– Esto no puede ser, me cago en la hostia. -Håkon Sand sólo decía palabrotas cuando estaba furioso-. ¡No estamos seguros ni en el despacho, joder! ¡Y en un puto domingo! -Las palabras salían como escupitajos de su boca, acusaciones de ineptitud sin destinatario; se encontraba en medio de la habitación y marcaba con el pie el ritmo de sus propios exabruptos-. ¡De qué sirve poner candado en las puertas y tener un sistema de seguridad cuando nos pueden atacar en cualquier momento!
El jefe de la sección A 2.11, un hombre estoico de cincuenta y pocos años, escuchaba y presenciaba la protesta sin mudar la expresión de su cara. No tomó la palabra hasta que el fiscal adjunto se hubo desahogado.
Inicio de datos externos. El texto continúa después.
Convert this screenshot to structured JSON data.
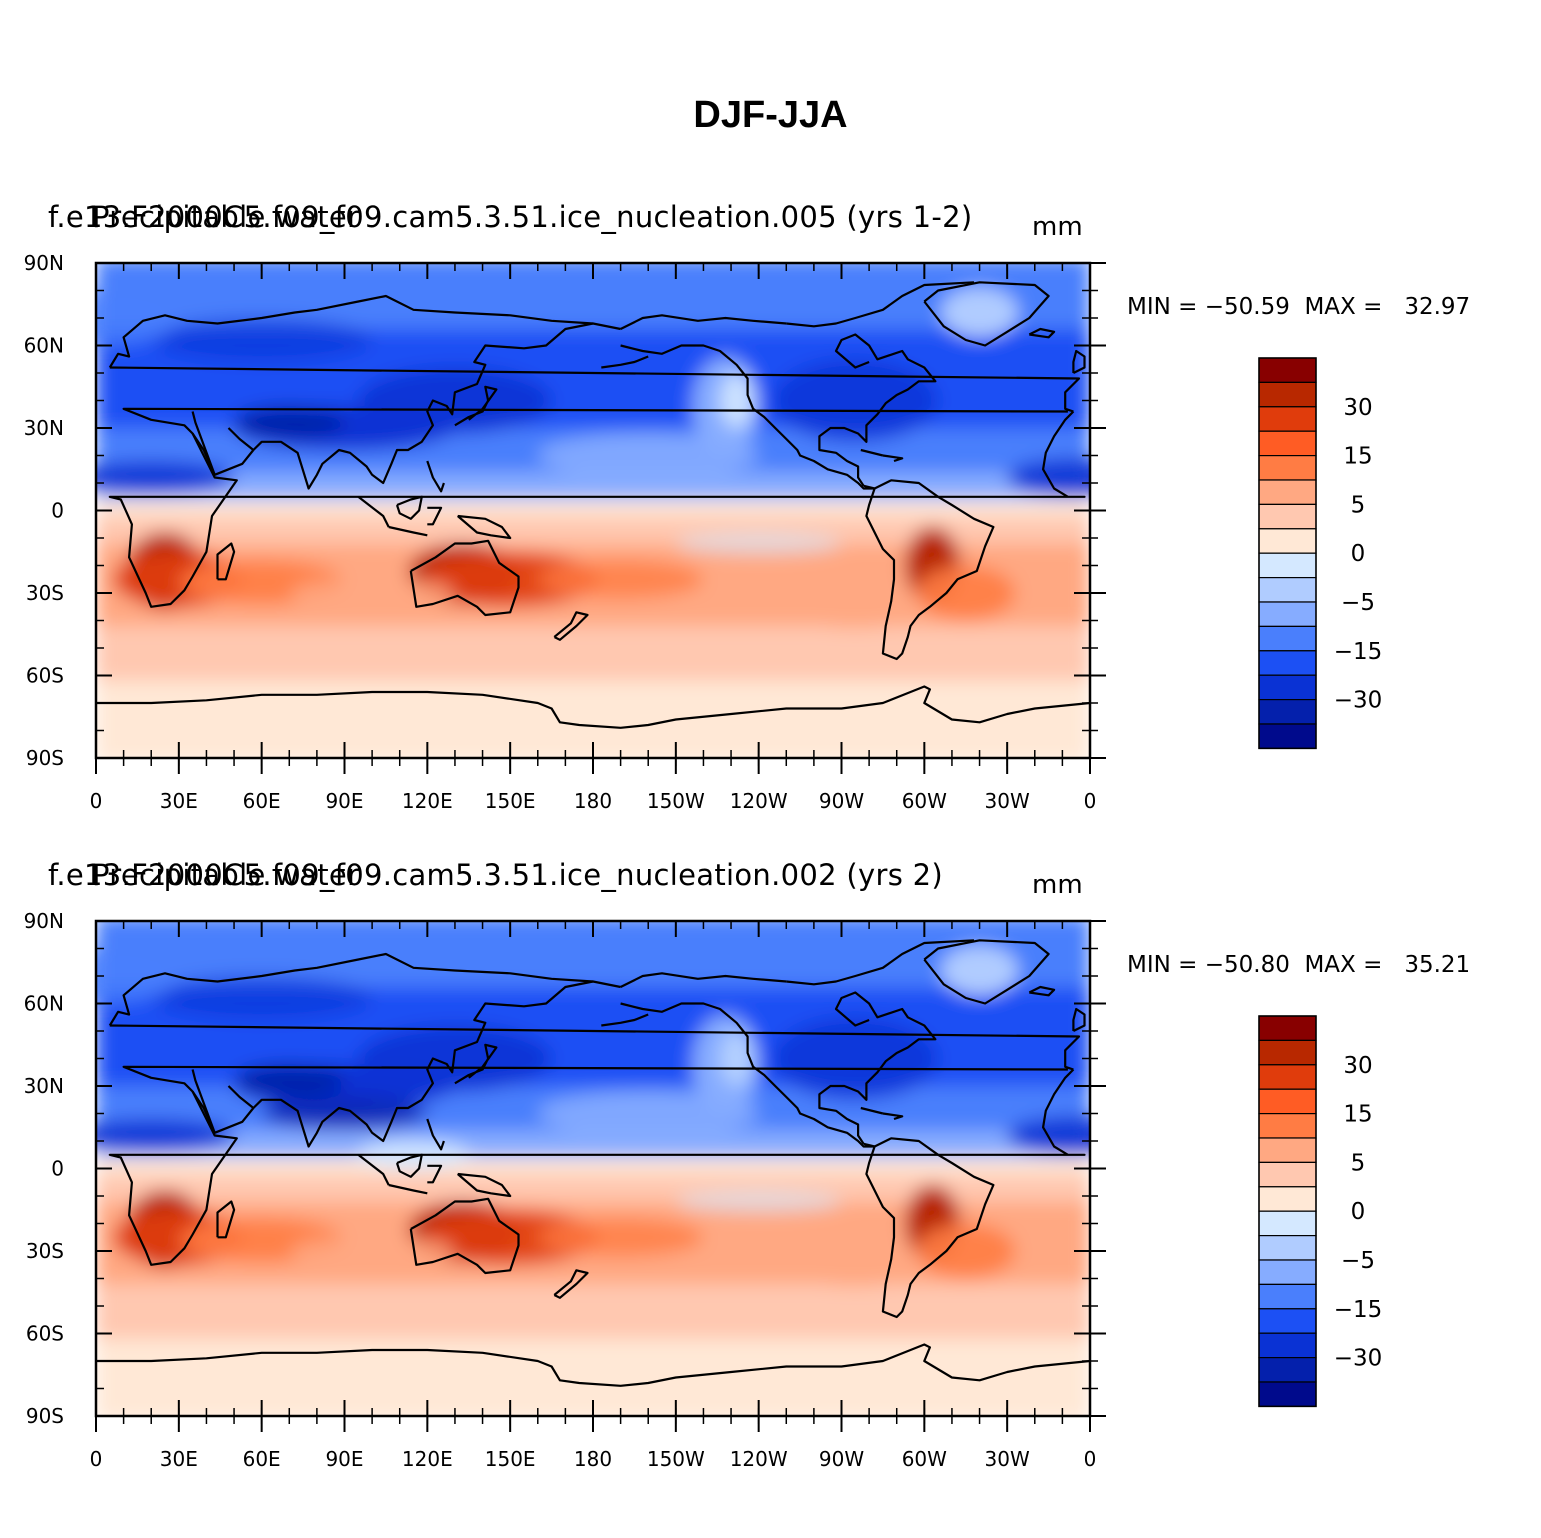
{
  "title": "DJF-JJA",
  "panels": [
    {
      "case_title": "f.e13.F2000C5.f09_f09.cam5.3.51.ice_nucleation.005 (yrs 1-2)",
      "var_title": "Precipitable water",
      "units": "mm",
      "minmax": "MIN = −50.59  MAX =   32.97"
    },
    {
      "case_title": "f.e13.F2000C5.f09_f09.cam5.3.51.ice_nucleation.002 (yrs 2)",
      "var_title": "Precipitable water",
      "units": "mm",
      "minmax": "MIN = −50.80  MAX =   35.21"
    }
  ],
  "lat_labels": [
    "90N",
    "60N",
    "30N",
    "0",
    "30S",
    "60S",
    "90S"
  ],
  "lon_labels": [
    "0",
    "30E",
    "60E",
    "90E",
    "120E",
    "150E",
    "180",
    "150W",
    "120W",
    "90W",
    "60W",
    "30W",
    "0"
  ],
  "colorbar": {
    "labels": [
      "30",
      "15",
      "5",
      "0",
      "−5",
      "−15",
      "−30"
    ],
    "colors": [
      "#880000",
      "#b82800",
      "#e03c0c",
      "#ff5c24",
      "#ff7c44",
      "#ffa882",
      "#ffc8b0",
      "#ffe8d6",
      "#d4e8ff",
      "#b0ccff",
      "#86acff",
      "#4a7ffc",
      "#1c50f4",
      "#0a32d4",
      "#0420ac",
      "#000a8c"
    ]
  },
  "chart_data": {
    "type": "heatmap",
    "variable": "Precipitable water",
    "units": "mm",
    "season_difference": "DJF-JJA",
    "contour_levels": [
      "30",
      "15",
      "5",
      "0",
      "−5",
      "−15",
      "−30"
    ],
    "panels": [
      {
        "case": "f.e13.F2000C5.f09_f09.cam5.3.51.ice_nucleation.005 (yrs 1-2)",
        "min": -50.59,
        "max": 32.97
      },
      {
        "case": "f.e13.F2000C5.f09_f09.cam5.3.51.ice_nucleation.002 (yrs 2)",
        "min": -50.8,
        "max": 35.21
      }
    ]
  }
}
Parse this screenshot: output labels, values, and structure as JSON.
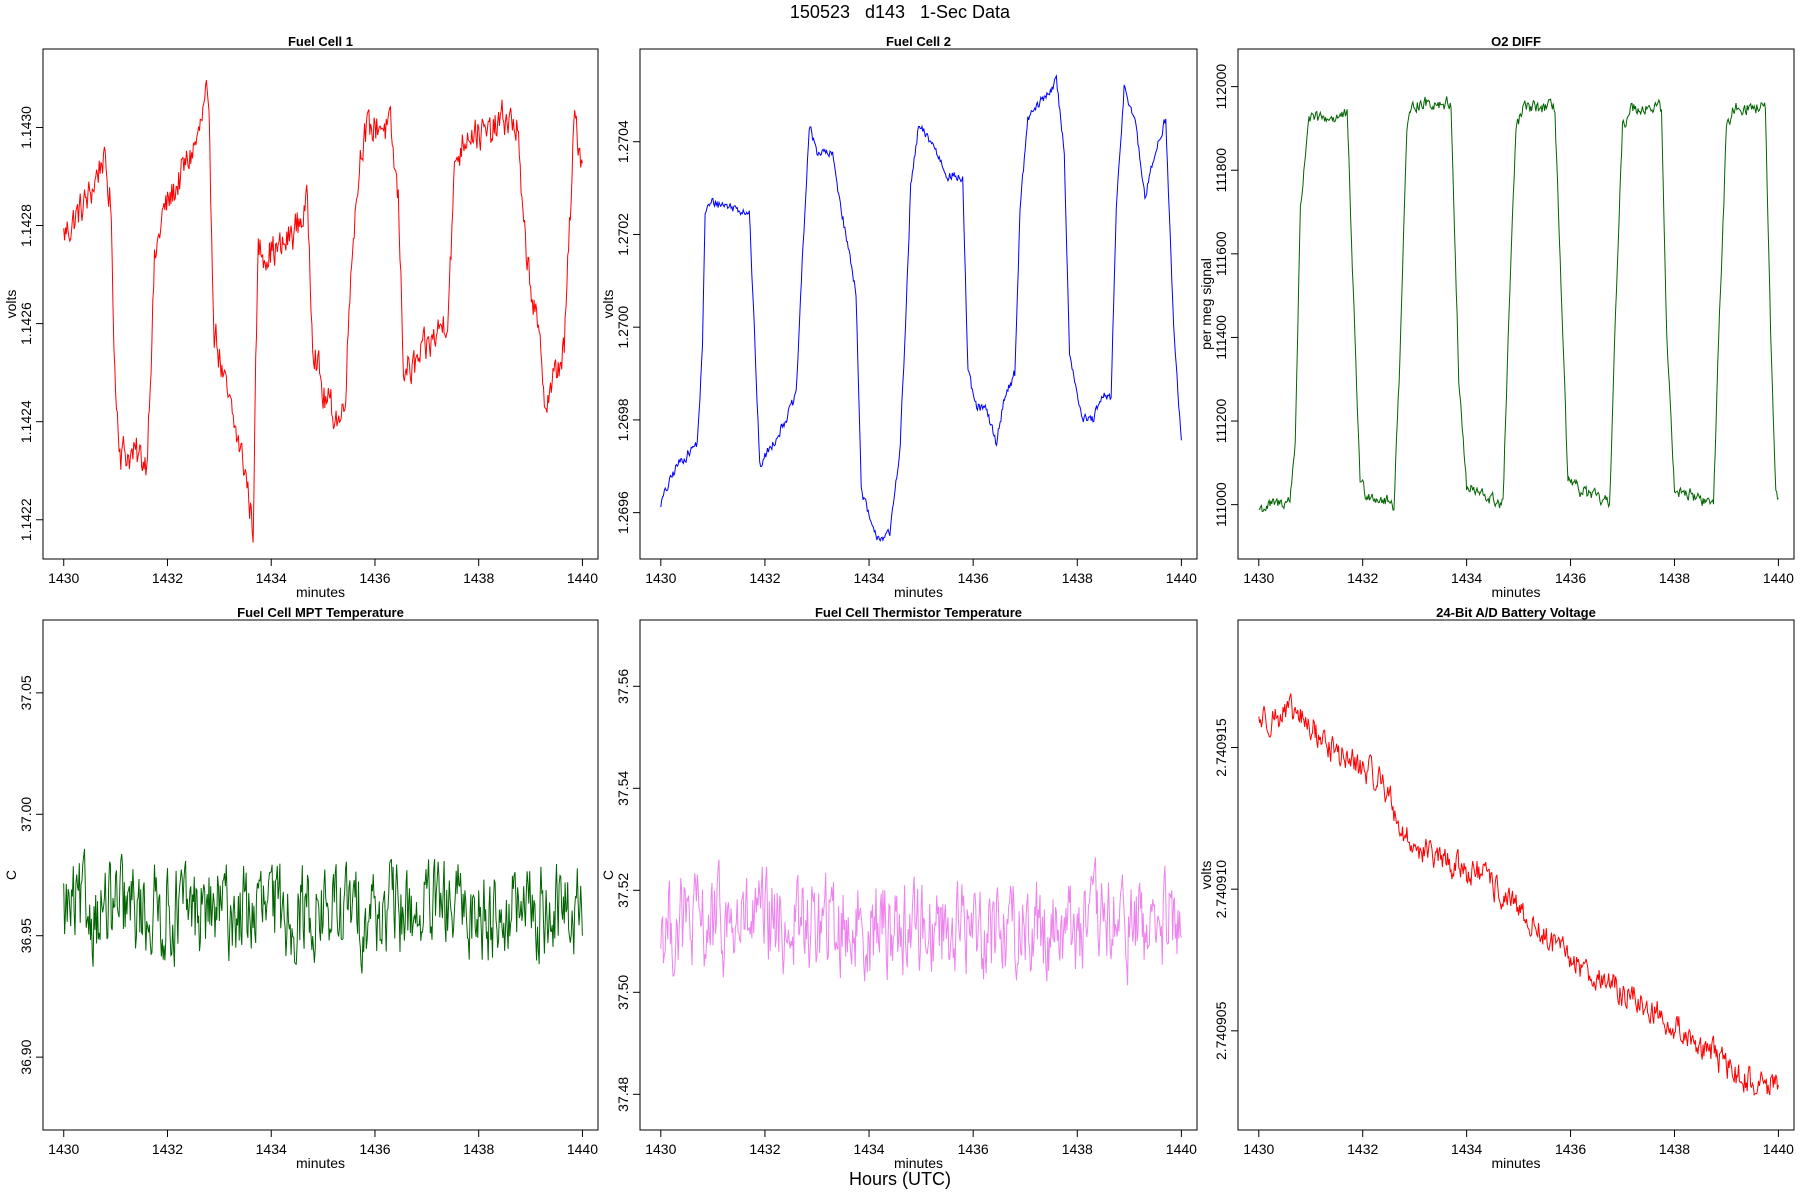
{
  "figure": {
    "title": "150523   d143   1-Sec Data",
    "xlabel": "Hours (UTC)"
  },
  "chart_data": [
    {
      "type": "line",
      "title": "Fuel Cell 1",
      "xlabel": "minutes",
      "ylabel": "volts",
      "color": "#ff0000",
      "xlim": [
        1429.6,
        1440.3
      ],
      "ylim": [
        1.14212,
        1.14316
      ],
      "xticks": [
        "1430",
        "1432",
        "1434",
        "1436",
        "1438",
        "1440"
      ],
      "yticks": [
        "1.1422",
        "1.1424",
        "1.1426",
        "1.1428",
        "1.1430"
      ],
      "noise": 6e-05,
      "keypoints": [
        [
          1430,
          1.14278
        ],
        [
          1430.5,
          1.14286
        ],
        [
          1430.75,
          1.14294
        ],
        [
          1430.9,
          1.14285
        ],
        [
          1431.0,
          1.14246
        ],
        [
          1431.1,
          1.14234
        ],
        [
          1431.6,
          1.14232
        ],
        [
          1431.75,
          1.14272
        ],
        [
          1431.9,
          1.14282
        ],
        [
          1432.3,
          1.14291
        ],
        [
          1432.6,
          1.14298
        ],
        [
          1432.75,
          1.14306
        ],
        [
          1432.8,
          1.14298
        ],
        [
          1432.9,
          1.1426
        ],
        [
          1433.1,
          1.14247
        ],
        [
          1433.5,
          1.1423
        ],
        [
          1433.65,
          1.14218
        ],
        [
          1433.7,
          1.1425
        ],
        [
          1433.75,
          1.14275
        ],
        [
          1434.2,
          1.14275
        ],
        [
          1434.5,
          1.1428
        ],
        [
          1434.7,
          1.14284
        ],
        [
          1434.8,
          1.14258
        ],
        [
          1435.0,
          1.14245
        ],
        [
          1435.35,
          1.1424
        ],
        [
          1435.45,
          1.1425
        ],
        [
          1435.55,
          1.14275
        ],
        [
          1435.75,
          1.14298
        ],
        [
          1436.1,
          1.14301
        ],
        [
          1436.3,
          1.14299
        ],
        [
          1436.45,
          1.14285
        ],
        [
          1436.55,
          1.14252
        ],
        [
          1436.7,
          1.1425
        ],
        [
          1437.2,
          1.14258
        ],
        [
          1437.4,
          1.14262
        ],
        [
          1437.55,
          1.14293
        ],
        [
          1437.8,
          1.143
        ],
        [
          1438.2,
          1.14298
        ],
        [
          1438.5,
          1.14302
        ],
        [
          1438.75,
          1.143
        ],
        [
          1438.85,
          1.1428
        ],
        [
          1439.05,
          1.14265
        ],
        [
          1439.3,
          1.14244
        ],
        [
          1439.5,
          1.1425
        ],
        [
          1439.65,
          1.14255
        ],
        [
          1439.85,
          1.14302
        ],
        [
          1440.0,
          1.14293
        ]
      ]
    },
    {
      "type": "line",
      "title": "Fuel Cell 2",
      "xlabel": "minutes",
      "ylabel": "volts",
      "color": "#0000ff",
      "xlim": [
        1429.6,
        1440.3
      ],
      "ylim": [
        1.2695,
        1.2706
      ],
      "xticks": [
        "1430",
        "1432",
        "1434",
        "1436",
        "1438",
        "1440"
      ],
      "yticks": [
        "1.2696",
        "1.2698",
        "1.2700",
        "1.2702",
        "1.2704"
      ],
      "noise": 1.8e-05,
      "keypoints": [
        [
          1430,
          1.26962
        ],
        [
          1430.3,
          1.2697
        ],
        [
          1430.7,
          1.26975
        ],
        [
          1430.8,
          1.26995
        ],
        [
          1430.85,
          1.27025
        ],
        [
          1431.0,
          1.27027
        ],
        [
          1431.7,
          1.27025
        ],
        [
          1431.8,
          1.26998
        ],
        [
          1431.9,
          1.2697
        ],
        [
          1432.3,
          1.26978
        ],
        [
          1432.6,
          1.26985
        ],
        [
          1432.7,
          1.2701
        ],
        [
          1432.85,
          1.27043
        ],
        [
          1433.0,
          1.27038
        ],
        [
          1433.3,
          1.27037
        ],
        [
          1433.55,
          1.2702
        ],
        [
          1433.75,
          1.27008
        ],
        [
          1433.85,
          1.26965
        ],
        [
          1434.1,
          1.26955
        ],
        [
          1434.4,
          1.26955
        ],
        [
          1434.6,
          1.26975
        ],
        [
          1434.7,
          1.27
        ],
        [
          1434.8,
          1.2703
        ],
        [
          1434.95,
          1.27043
        ],
        [
          1435.2,
          1.2704
        ],
        [
          1435.5,
          1.27033
        ],
        [
          1435.8,
          1.27032
        ],
        [
          1435.9,
          1.2699
        ],
        [
          1436.05,
          1.26983
        ],
        [
          1436.25,
          1.26982
        ],
        [
          1436.45,
          1.26975
        ],
        [
          1436.6,
          1.26985
        ],
        [
          1436.8,
          1.2699
        ],
        [
          1436.9,
          1.27025
        ],
        [
          1437.05,
          1.27045
        ],
        [
          1437.4,
          1.2705
        ],
        [
          1437.6,
          1.27053
        ],
        [
          1437.75,
          1.27038
        ],
        [
          1437.85,
          1.26995
        ],
        [
          1438.1,
          1.2698
        ],
        [
          1438.3,
          1.2698
        ],
        [
          1438.5,
          1.26985
        ],
        [
          1438.65,
          1.26985
        ],
        [
          1438.75,
          1.27025
        ],
        [
          1438.9,
          1.27052
        ],
        [
          1439.1,
          1.27045
        ],
        [
          1439.3,
          1.27028
        ],
        [
          1439.55,
          1.2704
        ],
        [
          1439.7,
          1.27045
        ],
        [
          1439.85,
          1.27
        ],
        [
          1440.0,
          1.26975
        ]
      ]
    },
    {
      "type": "line",
      "title": "O2 DIFF",
      "xlabel": "minutes",
      "ylabel": "per meg signal",
      "color": "#006400",
      "xlim": [
        1429.6,
        1440.3
      ],
      "ylim": [
        110870,
        112090
      ],
      "xticks": [
        "1430",
        "1432",
        "1434",
        "1436",
        "1438",
        "1440"
      ],
      "yticks": [
        "111000",
        "111200",
        "111400",
        "111600",
        "111800",
        "112000"
      ],
      "noise": 25,
      "keypoints": [
        [
          1430,
          110990
        ],
        [
          1430.6,
          111010
        ],
        [
          1430.7,
          111150
        ],
        [
          1430.8,
          111700
        ],
        [
          1430.95,
          111920
        ],
        [
          1431.7,
          111930
        ],
        [
          1431.85,
          111400
        ],
        [
          1431.95,
          111060
        ],
        [
          1432.05,
          111030
        ],
        [
          1432.6,
          111000
        ],
        [
          1432.7,
          111300
        ],
        [
          1432.85,
          111900
        ],
        [
          1433.0,
          111960
        ],
        [
          1433.7,
          111960
        ],
        [
          1433.85,
          111300
        ],
        [
          1434.0,
          111040
        ],
        [
          1434.7,
          111000
        ],
        [
          1434.8,
          111400
        ],
        [
          1434.95,
          111900
        ],
        [
          1435.1,
          111950
        ],
        [
          1435.7,
          111950
        ],
        [
          1435.85,
          111400
        ],
        [
          1435.95,
          111050
        ],
        [
          1436.75,
          111000
        ],
        [
          1436.85,
          111400
        ],
        [
          1437.0,
          111900
        ],
        [
          1437.15,
          111950
        ],
        [
          1437.75,
          111950
        ],
        [
          1437.85,
          111400
        ],
        [
          1438.0,
          111040
        ],
        [
          1438.75,
          111000
        ],
        [
          1438.85,
          111400
        ],
        [
          1439.0,
          111900
        ],
        [
          1439.15,
          111950
        ],
        [
          1439.75,
          111950
        ],
        [
          1439.85,
          111400
        ],
        [
          1439.95,
          111020
        ],
        [
          1440.0,
          111000
        ]
      ]
    },
    {
      "type": "line",
      "title": "Fuel Cell MPT Temperature",
      "xlabel": "minutes",
      "ylabel": "C",
      "color": "#006400",
      "xlim": [
        1429.6,
        1440.3
      ],
      "ylim": [
        36.87,
        37.08
      ],
      "xticks": [
        "1430",
        "1432",
        "1434",
        "1436",
        "1438",
        "1440"
      ],
      "yticks": [
        "36.90",
        "36.95",
        "37.00",
        "37.05"
      ],
      "noise": 0.03,
      "keypoints": [
        [
          1430,
          36.96
        ],
        [
          1440,
          36.96
        ]
      ]
    },
    {
      "type": "line",
      "title": "Fuel Cell Thermistor Temperature",
      "xlabel": "minutes",
      "ylabel": "C",
      "color": "#ee82ee",
      "xlim": [
        1429.6,
        1440.3
      ],
      "ylim": [
        37.473,
        37.573
      ],
      "xticks": [
        "1430",
        "1432",
        "1434",
        "1436",
        "1438",
        "1440"
      ],
      "yticks": [
        "37.48",
        "37.50",
        "37.52",
        "37.54",
        "37.56"
      ],
      "noise": 0.015,
      "keypoints": [
        [
          1430,
          37.513
        ],
        [
          1440,
          37.513
        ]
      ]
    },
    {
      "type": "line",
      "title": "24-Bit A/D Battery Voltage",
      "xlabel": "minutes",
      "ylabel": "volts",
      "color": "#ff0000",
      "xlim": [
        1429.6,
        1440.3
      ],
      "ylim": [
        2.7409015,
        2.7409195
      ],
      "xticks": [
        "1430",
        "1432",
        "1434",
        "1436",
        "1438",
        "1440"
      ],
      "yticks": [
        "2.740905",
        "2.740910",
        "2.740915"
      ],
      "noise": 8e-07,
      "keypoints": [
        [
          1430,
          2.740916
        ],
        [
          1430.7,
          2.7409162
        ],
        [
          1431.5,
          2.7409148
        ],
        [
          1432.4,
          2.7409138
        ],
        [
          1432.8,
          2.7409118
        ],
        [
          1433.5,
          2.740911
        ],
        [
          1434.3,
          2.7409105
        ],
        [
          1435.0,
          2.7409092
        ],
        [
          1435.8,
          2.7409078
        ],
        [
          1436.6,
          2.7409068
        ],
        [
          1437.5,
          2.7409058
        ],
        [
          1438.5,
          2.7409045
        ],
        [
          1439.3,
          2.7409033
        ],
        [
          1440.0,
          2.740903
        ]
      ]
    }
  ]
}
– No tiene mucho sentido colgarle el muerto a nadie en especial. No somos una fortificación y tampoco pretendemos serlo. En un edificio con cerca de dos mil empleados, cualquiera puede haberse colado en el momento en que alguien entraba por la puerta de personal. Sólo hay que coordinar el paso, así de sencillo. Se puede uno esconder detrás de uno de los árboles junto a la iglesia y entrar pegado a algún empleado que tenga tarjeta de acceso. Seguro que tú también le has abierto la puerta a gente que entraba detrás de ti, aunque no los conocieras. -Sand no contestó, cosa que el jefe de sección interpretó acertadamente como una admisión-. Además, en teoría alguien puede esconderse dentro del edificio mientras aún está abierto. Salir, siempre se puede salir. Más que preguntarnos cómo, deberíamos preguntarnos por qué.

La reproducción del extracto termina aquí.